Although Mat Brooke and Jenn Ghetto formed Carissa's Wierd in Tucson in the mid-'90s—they're natives—they found their footing once they settled in Seattle, becoming one of the most revered acts in the Pacific Northwest until splitting up in 2003. Ghetto continues to record under the name S, while Brooke helped Ben Bridwell, another Carissa's Wierd veteran, get his Band of Horses running before forming Grand Archives.
Perhaps if they had signed that Sub Pop contract that they turned down, the band's popularity in the Pacific Northwest would have been matched in the rest of the country. Hardly Art, a Sub Pop subsidiary, will soon reissue the original albums, but the initial shot out of the canon (pun intended) is this 16-song anthology.

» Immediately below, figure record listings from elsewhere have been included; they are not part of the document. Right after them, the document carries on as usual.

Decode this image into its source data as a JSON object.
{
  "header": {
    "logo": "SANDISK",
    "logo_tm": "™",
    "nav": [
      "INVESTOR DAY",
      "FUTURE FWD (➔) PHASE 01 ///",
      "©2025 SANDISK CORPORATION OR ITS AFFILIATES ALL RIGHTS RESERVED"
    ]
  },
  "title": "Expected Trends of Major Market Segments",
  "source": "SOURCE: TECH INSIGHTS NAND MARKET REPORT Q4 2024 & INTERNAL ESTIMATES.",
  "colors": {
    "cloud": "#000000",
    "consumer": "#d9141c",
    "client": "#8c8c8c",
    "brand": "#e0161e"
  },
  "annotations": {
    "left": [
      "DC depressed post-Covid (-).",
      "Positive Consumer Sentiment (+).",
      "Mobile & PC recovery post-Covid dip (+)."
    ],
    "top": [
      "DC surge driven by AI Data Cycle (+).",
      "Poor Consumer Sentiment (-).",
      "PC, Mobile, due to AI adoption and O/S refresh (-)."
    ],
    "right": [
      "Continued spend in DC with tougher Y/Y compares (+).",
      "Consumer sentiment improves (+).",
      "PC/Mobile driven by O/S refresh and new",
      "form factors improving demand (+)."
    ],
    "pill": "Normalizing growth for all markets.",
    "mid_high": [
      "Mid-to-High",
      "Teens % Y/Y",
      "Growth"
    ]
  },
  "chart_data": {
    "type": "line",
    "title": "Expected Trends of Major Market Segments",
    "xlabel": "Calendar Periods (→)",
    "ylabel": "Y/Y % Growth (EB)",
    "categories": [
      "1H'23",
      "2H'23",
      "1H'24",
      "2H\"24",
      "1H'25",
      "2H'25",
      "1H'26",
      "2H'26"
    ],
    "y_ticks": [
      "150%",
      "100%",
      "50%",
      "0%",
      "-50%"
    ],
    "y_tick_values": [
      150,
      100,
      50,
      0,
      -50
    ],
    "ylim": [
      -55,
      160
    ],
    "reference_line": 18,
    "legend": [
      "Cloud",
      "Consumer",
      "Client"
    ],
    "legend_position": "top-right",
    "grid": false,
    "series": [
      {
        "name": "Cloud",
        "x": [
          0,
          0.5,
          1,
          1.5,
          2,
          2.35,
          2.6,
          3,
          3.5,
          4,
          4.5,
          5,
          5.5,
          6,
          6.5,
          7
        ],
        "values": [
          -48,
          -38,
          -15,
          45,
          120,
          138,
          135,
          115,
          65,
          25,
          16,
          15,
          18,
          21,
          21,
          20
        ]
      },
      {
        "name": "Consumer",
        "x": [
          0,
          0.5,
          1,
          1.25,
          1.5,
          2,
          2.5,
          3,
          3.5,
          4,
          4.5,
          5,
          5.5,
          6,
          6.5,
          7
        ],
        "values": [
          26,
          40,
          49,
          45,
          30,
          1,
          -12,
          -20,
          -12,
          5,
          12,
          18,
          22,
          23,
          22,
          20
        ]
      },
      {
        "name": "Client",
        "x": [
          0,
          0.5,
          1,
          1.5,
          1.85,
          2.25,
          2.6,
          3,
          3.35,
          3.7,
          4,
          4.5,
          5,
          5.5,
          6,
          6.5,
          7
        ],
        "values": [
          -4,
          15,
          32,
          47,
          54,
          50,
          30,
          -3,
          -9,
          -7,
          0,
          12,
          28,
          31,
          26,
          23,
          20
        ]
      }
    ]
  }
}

Though Carissa's Wierd's arrangements got more complex as they progressed and added members, there is a hushed beauty that runs throughout these songs. Brooke and Ghetto's voices rarely rise above a whisper (they're best when they sing together), and there's a lovely balance of resignation and determination. The melodies may be delicate, but the mood is heavy with loss, longing and hope. That they're able to pull off dynamic changes within those confines is remarkable: Check out the way "The Color That Your Eyes Changed With the Color of Your Hair" dramatically builds in its 5 1/2 minutes. And if you're not mesmerized by the interplay between Brooke and Ghetto's countermelodies on "Die," chances are you never much cared for Elliott Smith, either.